WildCRU found 15,000 items for sale on seven websites, alongside postings offering 13 endangered species. But, despite the publicity surrounding the report there has been no reaction from the social media companies named within it.

‘We have not had a single response of acknowledgement from any of them,’ says Simon.

While the news is grim for the faithful donkey, there are some positive signs. In recent months authorities in countries where the donkey trade is banned, such as Pakistan and Nigeria, have been more proactive in enforcing the law. In May, Nigeria Customs Service seized a consignment of 3,712 skins and made four arrests. In January, the Nigeria Agricultural Quarantine Service (NAQS) warned that the country’s donkey population risks extinction and cautioned Nigerians to desist from illegal killings and trade of donkeys.

Hope For Future

In the US, a new bill to outlaw ejiao was introduced to Congress by Virginia Representative Don Beyer. It aims to prohibit sales or transport of the substance. The US is the world’s third-largest importer of ejiao, importing $12m worth each year, but The Ejiao Act (HR 5203) would prohibit sales of the product or transport in either interstate or foreign commerce. 

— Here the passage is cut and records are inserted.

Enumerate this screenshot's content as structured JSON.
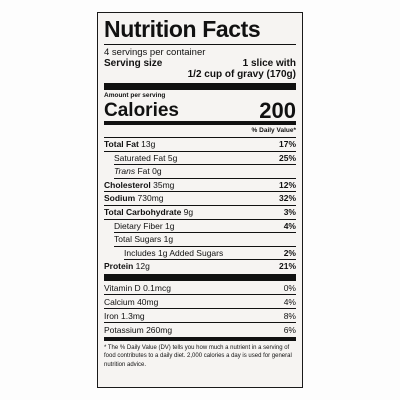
{
  "label": {
    "title": "Nutrition Facts",
    "servings": "4 servings per container",
    "serving_size_label": "Serving size",
    "serving_size_lines": [
      "1 slice with",
      "1/2 cup of gravy (170g)"
    ],
    "amount_per_serving": "Amount per serving",
    "calories_label": "Calories",
    "calories": 200,
    "dv_header": "% Daily Value*",
    "rows": [
      {
        "name": "Total Fat",
        "amount": "13g",
        "dv": "17%",
        "bold": true,
        "indent": 0
      },
      {
        "name": "Saturated Fat",
        "amount": "5g",
        "dv": "25%",
        "bold": false,
        "indent": 1
      },
      {
        "italic": "Trans",
        "name": "Fat",
        "amount": "0g",
        "bold": false,
        "indent": 1
      },
      {
        "name": "Cholesterol",
        "amount": "35mg",
        "dv": "12%",
        "bold": true,
        "indent": 0
      },
      {
        "name": "Sodium",
        "amount": "730mg",
        "dv": "32%",
        "bold": true,
        "indent": 0
      },
      {
        "name": "Total Carbohydrate",
        "amount": "9g",
        "dv": "3%",
        "bold": true,
        "indent": 0
      },
      {
        "name": "Dietary Fiber",
        "amount": "1g",
        "dv": "4%",
        "bold": false,
        "indent": 1
      },
      {
        "name": "Total Sugars",
        "amount": "1g",
        "bold": false,
        "indent": 1
      },
      {
        "name": "Includes 1g Added Sugars",
        "dv": "2%",
        "bold": false,
        "indent": 2
      },
      {
        "name": "Protein",
        "amount": "12g",
        "dv": "21%",
        "bold": true,
        "indent": 0
      }
    ],
    "vitamins": [
      {
        "name": "Vitamin D",
        "amount": "0.1mcg",
        "dv": "0%"
      },
      {
        "name": "Calcium",
        "amount": "40mg",
        "dv": "4%"
      },
      {
        "name": "Iron",
        "amount": "1.3mg",
        "dv": "8%"
      },
      {
        "name": "Potassium",
        "amount": "260mg",
        "dv": "6%"
      }
    ],
    "footnote": "* The % Daily Value (DV) tells you how much a nutrient in a serving of food contributes to a daily diet. 2,000 calories a day is used for general nutrition advice."
  }
}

And although it is hard to gauge public opinion in China, where they still eat dog meat for luck, there are suggestions that not everyone is a supporter of ejiao. In February 2018, on Weibo, the Chinese version of Facebook, an account “12320 Health Hotline” published a list of things deemed not worthy of buying during the Chinese New Year. Ejiao was on it and was described as nothing more than ‘boiled donkey skin.’ 

12320 Health Hotline is a secondary agency belonging to the country’s National Health and Family Planning Commission which consults and reports public health complaints. The post spurred heated arguments among TCM groups. Many interpreted the post as an official statement. Even some financial analysts said the ‘official opinion’ may affect China’s ejiao industry. The post was later deleted but it gave a tantalising suggestion that, perhaps, opinions are finally beginning to change.